Dans un premier temps se furent les yeux des interlocuteurs du blond qui s’arrêtèrent sur cette arrivée improvisée, mais Cybrias ne douta pas d’avoir capté l’attention de son nouveau camarade quand sa main se posa avec un naturel tout calculé au creux de ses reins.

« -Qu’est-ce qu’il se passe ? » Demanda-t-il d’un air amusé, comme si l’arrivé de deux policiers à trois heures du matin ne pouvait être qu’un jeu. Son sourcil arqué était d’ailleurs très clair : peu importe les règles, c’est moi qui gagnerai la partie messieurs. Comme si son attitude n’était pas assez arrogante, l’explication sommaire qu’on lui donna fut la cause de l’exaltation de son effronterie.

La main du garçon se posa sur sa hanche, ses yeux allant tantôt à l’un et à l’autre, l’air de dire et la police se déplace pour ça ?

« C’est bon Søren, ces agréables personnes n’ont pas l’air de journalistes de tabloïdes, je pense qu’on peut raisonnablement leur répondre. » Le brun le couva d’un regard complice, la main dans son dos était passé sous le textile et faisait des ronds sur sa peau laiteuse. Le contact visuel ne se rompit que pour que ses yeux retournent se greffer sur les forces de l’ordre. « Hm… Søren et moi avons eu une soirée arrosée. Enfin moi surtout car lui… Ca doit être le sang scandinave, mais rien ne l’affecte. » Alors qu’il parlait, la main toujours dans le dos de Søren passa sur l’arme à feu que Flavian avait pu remarquer tantôt et la renfonça un peu plus dans la poche arrière de son jean, avant de la recouvrir complètement et méthodiquement -sous couvert de caresses- par le tissu pour qu’aucune forme ne puisse s’y déceler. Un fois ceci fait la main s’éloigna tout naturellement pour venir appuyer les propos de l’informaticien à grand renfort de gestes. « J’étais vraiment malade comme un chien, et je n’étais même plus en état de formuler une seule putain de pensée cohérente dans le taxi. Mais après un café salé, j’ai pu me débarrasser de tout ce poison. Je ne vous fais pas un dessin. »

Le policier le plus âgé semblait satisfait de la réponse, prêt à repartir rapidement, mais surement dans un excès de zèle, le plus jeune insista, trouvant peut-être l’histoire trop belle.

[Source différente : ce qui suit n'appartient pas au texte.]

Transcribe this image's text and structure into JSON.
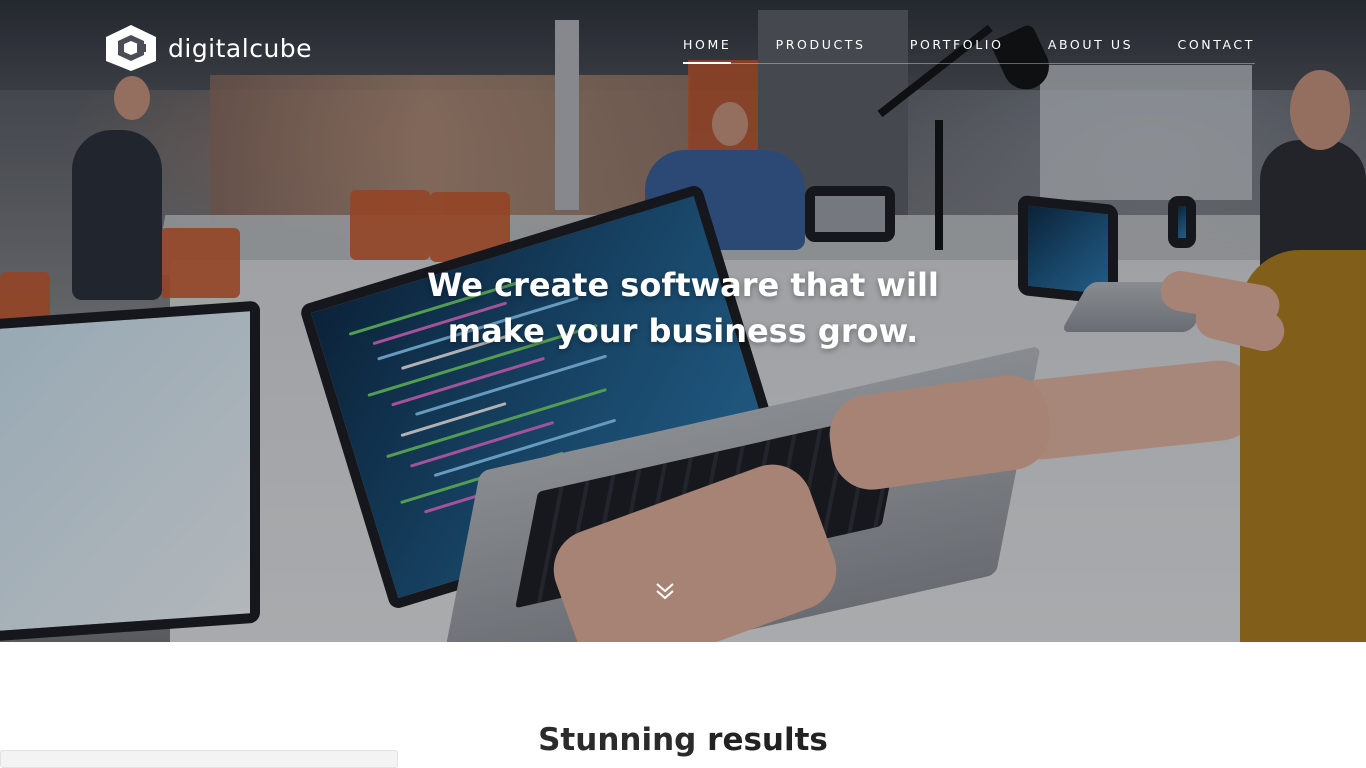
{
  "header": {
    "logo_text": "digitalcube",
    "logo_icon": "hexagon-cube-logo"
  },
  "nav": {
    "items": [
      {
        "label": "HOME",
        "active": true
      },
      {
        "label": "PRODUCTS",
        "active": false
      },
      {
        "label": "PORTFOLIO",
        "active": false
      },
      {
        "label": "ABOUT US",
        "active": false
      },
      {
        "label": "CONTACT",
        "active": false
      }
    ]
  },
  "hero": {
    "headline_line1": "We create software that will",
    "headline_line2": "make your business grow.",
    "scroll_icon": "double-chevron-down-icon"
  },
  "section": {
    "title_light": "Stunning",
    "title_bold": "results"
  },
  "colors": {
    "text_primary": "#ffffff",
    "section_title": "#2b2b2b",
    "page_background": "#ffffff"
  }
}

« -Notre témoin a vu M. Lindahl attoucher la personne inconsciente que vous dites être. Il lui aurait enlevé ses vêtements et l’aurait palpé avant de la soulever pour l’emmener à sa chambre d’hôtel.»

Cybrias l’écoutait énumérer ses faits tout en sortant de la poche de son survêtement tombant un paquet de cigarette humide. Il mit le bâtonnet entre ses lèvres et actionna le briquet tout en suivant son interlocuteur du coin de l’œil et en acquiesçant froidement. Il ponctua même la fin de l’affirmation par « hm-hm » désintéressé avant de se redresser et de prendre le temps d’inspirer la fumée.

« Il est possible qu’avant mon malaise, nous étions sur le point de débuter quelque chose d’un peu plus pimenté. Enfin, comme vous avez l’air de ne pas trop aimer les sous-textes, je me permets de sous-titrer « avoir des rapports sexuels. » » Il expira sa fumée avec longueur « Donc on a trouvé un petit parc pour profiter de la nuit. Mais je me sentais tellement mal que je l’ai convaincu de le faire à son hôtel malgré le risque qu’on le voit. C’est quelqu’un d’assez important, même si tous les cadre sup’ se ressemble, et ce n’est pas forcément bon pour l’image. Pour ne pas refréner ses ardeurs, je lui ai dit de ne pas attendre la chambre pour être un peu tactile mais -» Il tira encore un coup sur la cigarette avant de la regarder pensivement tout en laissant les volutes s’élever entre eux «- en voyant à quel point j’étais malade, il n’a pas trop insisté. Votre gars est un menteur, il m’a à peine soulevé le tee-shirt. Franchement, un vrai gentleman, d'autre n'aurait pas eu cette délicatesse. Il m’a fait monter à sa chambre et il m’a fait vomir. Et quand je suis allé mieux, on a pu en profiter. Là encore, j’évite les dessins ? Même si je n’étais pas mauvais en schéma à l’école cependant. » Il croisa ses bras, sa main tenant toujours sa clope devant lui. Alors que plus rien ne le retenait, son pantalon tomba, dévoilant sa cuisse à moitié, mais il l’ignora royalement.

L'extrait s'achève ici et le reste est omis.